Дважды у меня была возможность поехать в Саратовскую область в Зельманский, а ныне Ровенский район, чтобы посмотреть, что сейчас стало с моей родной деревней, но и здесь я отказалась ехать. В моей памяти остался новый, красивый, добротный дом и если сейчас я не увижу его, то не переживу этого. Одна моя знакомая, после поездки в Саратовскую область попала в больницу с сердечным приступом. Когда я пришла её навестить, спросила, что же она там увидела. Она ответила: «Ничего». Ничего не сохранилось, даже кладбища уже нет. Всех, кто когда-либо собирался ехать туда, я предупреждала, что там их будет ожидать совсем иная картина, нежели у них в памяти. Меня неоднократно спрашивали, почему же за всё время я так и не воспользовалась возможностью навестить родные края, на что я всегда отвечаю: «Я берегу своё сердце и свои воспоминания».

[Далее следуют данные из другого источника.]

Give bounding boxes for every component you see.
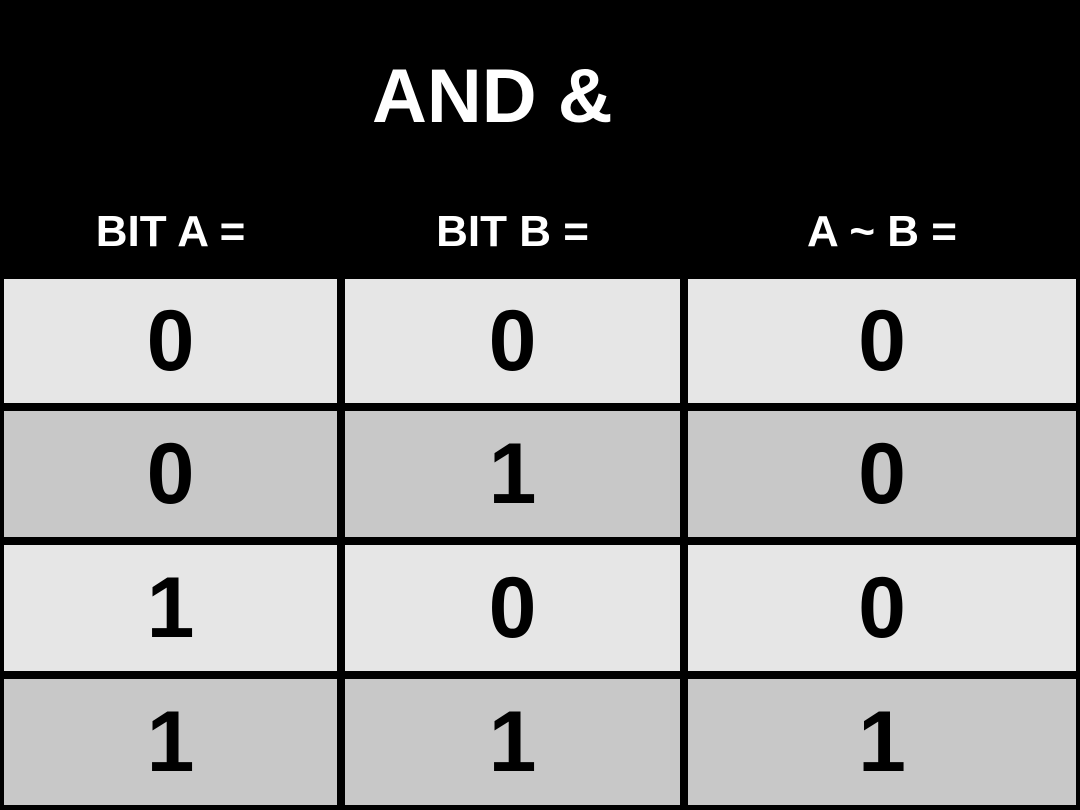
table-cell-result: 1 — [688, 679, 1076, 805]
table-cell-result: 0 — [688, 411, 1076, 537]
table-cell-result: 0 — [688, 279, 1076, 403]
table-cell-bit-b: 1 — [345, 411, 680, 537]
table-cell-bit-b: 0 — [345, 279, 680, 403]
column-header-bit-b: BIT B = — [436, 207, 589, 256]
table-cell-bit-a: 0 — [4, 279, 337, 403]
table-cell-bit-b: 1 — [345, 679, 680, 805]
table-cell-bit-a: 1 — [4, 545, 337, 671]
table-cell-result: 0 — [688, 545, 1076, 671]
column-header-bit-a: BIT A = — [95, 207, 246, 256]
column-header-result: A ~ B = — [807, 207, 957, 256]
table-cell-bit-a: 1 — [4, 679, 337, 805]
slide-title: AND & — [372, 54, 613, 139]
table-cell-bit-a: 0 — [4, 411, 337, 537]
table-cell-bit-b: 0 — [345, 545, 680, 671]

О депортации Генафефа Александровна размышляет так: «Никакая депортация, никакая война не могут остановить движение жизни. Люди продолжают любить, рожать детей и мечтать о счастье и мире на земле».

И сегодня, несмотря на почтенный возраст, Генафефа Александровна продолжает вести активную общественную деятельность. Ей по-прежнему небезразлична судьба российских немцев. Она с удовольствием помогает людям. Она рада поделиться своими знаниями. Генафефа Александровна всегда открыта к диалогу, честна и добродушна.